四角いパレット

katataka's blog

過去の操作と世界線

この4日間の夏休みにいろいろ経験したり再会したり変化したりしたことがあって、
そのことを書こうと思っていたのですが、
その前に、今ふと思ったことを書き留めておきます。
全然関係のないことです。

ニュートリノが光速を上回る速さで移動したように観測されたため、
そこから、過去へ時間をさかのぼることが出来るかもしれない、という可能性も再び脚光を浴びるようになってきました。
過去へ移動できるか、という命題について語るとき、「世界線」という概念が用いられることがあります。
今回、初めてその言葉を聞いたので、あまり意味を知りませんが、
でもこの「世界線」という言葉にちょっと興味をもちました。

それで私がいろいろ妄想をして思ったのは、
過去へ移動できるようになった「世界線」というのは、今私たちの存在している「世界線」とは別のものだということです。
過去へ(自由に)移動できるようになった「世界線」のなかでは、すでに未来からの移動物がそこここに存在しているはずです。
どんな未来からも、どんな過去へでも、移動できるのであればですが。
しかし今みる限りでは、そういった、未来からのものって見当たらないんですよね。
未来から過去への移動を倫理的に制限する、なんてこと、今の原子力のコントロール以上に難しいことです。
その、倫理的に設けられるであろう制限が、法によるものか、技術によるものか、それはわかりませんが、
でも制限というもの自体、絶対的であるはずがありません。
たとえ制限し始めた数年間は守られたとしても、それが10年後も 100年後も、人類(=タイムマシンを操作できる存在)が滅びるまで、制限しきれるとは思えません。
必ず、どこかの時点でその制限は崩壊し、未来から過去への悪意ある移動がなされ、
世界にいろいろな不都合を生み、そして未来からの移動の痕跡をどの時代においても生んでいるはずです。
この今私たちのいる世界線が、今後、過去へ移動できる技術を生み出すような世界線であるのなら、
少なくともちらほらと、未来からの移動物が見つかっているはずです。
それがないってことは、今後も、この世界線では過去への移動を実現させることはない、ってことです。

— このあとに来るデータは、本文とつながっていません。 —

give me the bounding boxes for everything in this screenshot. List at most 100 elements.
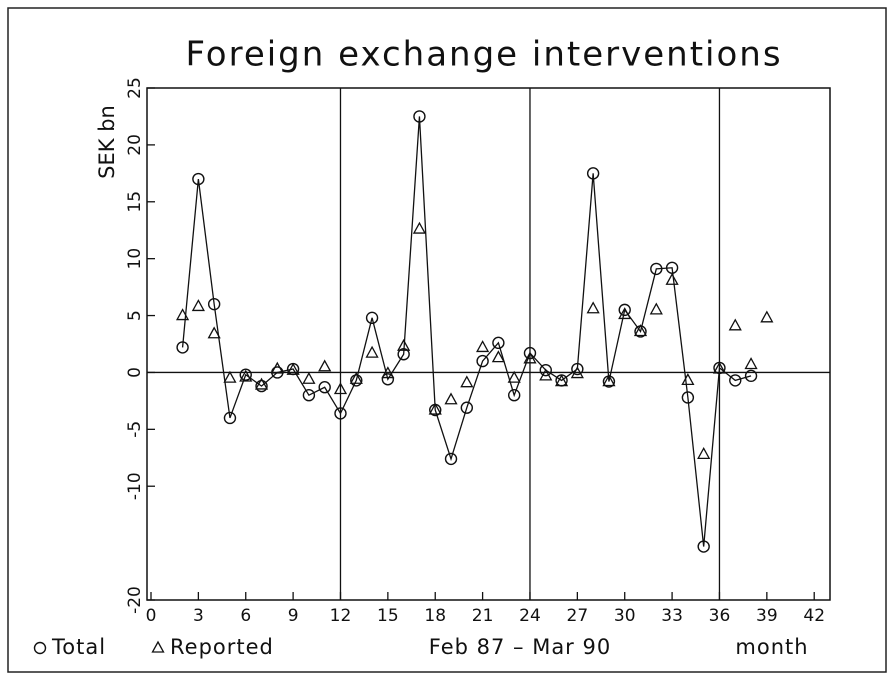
x-tick-label: 27 bbox=[567, 606, 589, 626]
point bbox=[697, 447, 711, 460]
plot-frame bbox=[146, 87, 831, 601]
x-tick-label: 0 bbox=[146, 606, 157, 626]
point bbox=[602, 374, 616, 387]
point bbox=[397, 338, 411, 351]
point bbox=[650, 262, 663, 276]
x-axis-label: Feb 87 – Mar 90 bbox=[429, 635, 611, 659]
point bbox=[365, 345, 379, 358]
y-tick-label: 5 bbox=[125, 310, 145, 321]
point bbox=[476, 354, 489, 368]
point bbox=[176, 341, 189, 354]
legend-label: Total bbox=[51, 635, 106, 659]
point bbox=[239, 369, 253, 382]
point bbox=[207, 297, 221, 311]
point bbox=[697, 540, 710, 553]
chart-title: Foreign exchange interventions bbox=[185, 35, 782, 75]
point bbox=[175, 308, 190, 321]
x-tick-label: 3 bbox=[193, 606, 204, 626]
series-line bbox=[181, 116, 752, 547]
point bbox=[633, 324, 648, 337]
point bbox=[712, 361, 727, 374]
point bbox=[286, 362, 300, 375]
point bbox=[649, 302, 663, 315]
point bbox=[318, 381, 331, 394]
y-tick-label: 0 bbox=[125, 367, 145, 378]
point bbox=[428, 402, 442, 415]
point bbox=[302, 371, 316, 384]
point bbox=[365, 311, 379, 325]
point bbox=[523, 346, 537, 360]
point bbox=[744, 369, 758, 383]
x-tick-label: 15 bbox=[377, 606, 399, 626]
y-tick-label: 15 bbox=[125, 191, 145, 213]
point bbox=[191, 299, 205, 312]
point bbox=[729, 374, 742, 387]
point bbox=[460, 375, 474, 388]
point bbox=[413, 110, 426, 123]
legend-marker bbox=[33, 641, 47, 655]
point bbox=[397, 348, 410, 361]
x-tick-label: 39 bbox=[756, 606, 778, 626]
point bbox=[618, 303, 631, 317]
point bbox=[412, 221, 427, 234]
y-tick-label: -10 bbox=[125, 472, 145, 500]
x-tick-label: 24 bbox=[519, 606, 541, 626]
point bbox=[728, 318, 742, 331]
y-tick-label: 10 bbox=[125, 248, 145, 270]
point bbox=[492, 336, 505, 350]
point bbox=[239, 368, 252, 381]
point bbox=[507, 370, 521, 383]
point bbox=[207, 326, 221, 339]
point bbox=[255, 379, 268, 393]
point bbox=[539, 368, 553, 381]
point bbox=[270, 361, 284, 374]
point bbox=[192, 172, 205, 186]
point bbox=[381, 366, 395, 379]
point bbox=[665, 272, 679, 285]
y-tick-label: -5 bbox=[125, 421, 145, 438]
point bbox=[444, 452, 458, 466]
legend-label: Reported bbox=[170, 635, 274, 659]
point bbox=[571, 362, 584, 376]
point bbox=[333, 382, 348, 395]
point bbox=[254, 377, 269, 390]
outer-frame bbox=[7, 7, 887, 673]
y-tick-label: -20 bbox=[125, 586, 145, 614]
point bbox=[586, 301, 600, 314]
point bbox=[334, 407, 347, 420]
point bbox=[476, 340, 490, 353]
point bbox=[507, 389, 521, 402]
point bbox=[681, 373, 695, 386]
x-tick-label: 42 bbox=[803, 606, 825, 626]
x-tick-label: 12 bbox=[330, 606, 352, 626]
x-tick-label: 30 bbox=[614, 606, 636, 626]
point bbox=[491, 350, 505, 363]
x-tick-label: 21 bbox=[472, 606, 494, 626]
legend-marker bbox=[151, 640, 165, 653]
point bbox=[302, 389, 316, 402]
point bbox=[381, 373, 395, 386]
x-tick-label: 6 bbox=[240, 606, 251, 626]
x-unit-label: month bbox=[735, 635, 808, 659]
point bbox=[223, 411, 237, 425]
point bbox=[349, 371, 363, 384]
x-tick-label: 9 bbox=[288, 606, 299, 626]
point bbox=[444, 392, 458, 405]
point bbox=[350, 374, 363, 387]
point bbox=[318, 359, 332, 372]
point bbox=[570, 366, 584, 379]
point bbox=[523, 351, 537, 364]
x-tick-label: 18 bbox=[424, 606, 446, 626]
point bbox=[554, 374, 569, 387]
point bbox=[681, 391, 695, 404]
x-tick-label: 36 bbox=[709, 606, 731, 626]
point bbox=[586, 167, 600, 180]
point bbox=[223, 370, 237, 383]
y-tick-label: 20 bbox=[125, 134, 145, 156]
x-tick-label: 33 bbox=[661, 606, 683, 626]
point bbox=[760, 310, 774, 323]
y-tick-label: 25 bbox=[125, 77, 145, 99]
point bbox=[539, 363, 552, 377]
point bbox=[460, 401, 474, 414]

そしてさらにいえば、過去への移動を可能とさせた場合、その時点(?)でその世界線は存在を失うと思います。
タイムマシンを作った世界線では、いずれそのタイムマシンの発明が不都合となるはずです。
だって、不都合じゃないですか。良心にもとづいた規制なんてできるはずがありません。
そして、いわゆる「未来から送り込まれた、タイムマシン発明者への刺客」が、どの未来からかわかりませんが、生じてくる訳です。
タイムマシン発明から数年間は生じなくても、10年後とか、20年後、あるいは1万年後に生じるかもしれない。
その世界線のどの時点においても、過去を操作できる技術と伝承能力がある限り、そういう「タイムマシンを発明させなくする」という操作の試みは生じてくる訳です。
つまり、「タイムマシンが発明された」という世界線が生じた瞬間、その世界線にある未来のどこかで「タイムマシンが発明されなかった」とする操作がなされ、そのある意味絶対的な操作により世界線は再び「タイムマシンが発明されなかった」ものに戻され続けるのです。
タイムマシンが存在した瞬間(?)に、その世界線において時代の操作が無数に行われ、無数の世界線が生まれます。しかしそうやってパターンが無数に細分化される中で帰着するのは、「タイムマシンが発明されなかった世界線」ただそれ1つのみなのです。
端的に言うと、過去を操作することができる技術は、その技術自体によって発明を阻止され続ける、ということです。
だから、私たちは、たとえ原理的・技術的に可能であったとしても、過去を操作できない世界線を歩み続ける運命にあるのです。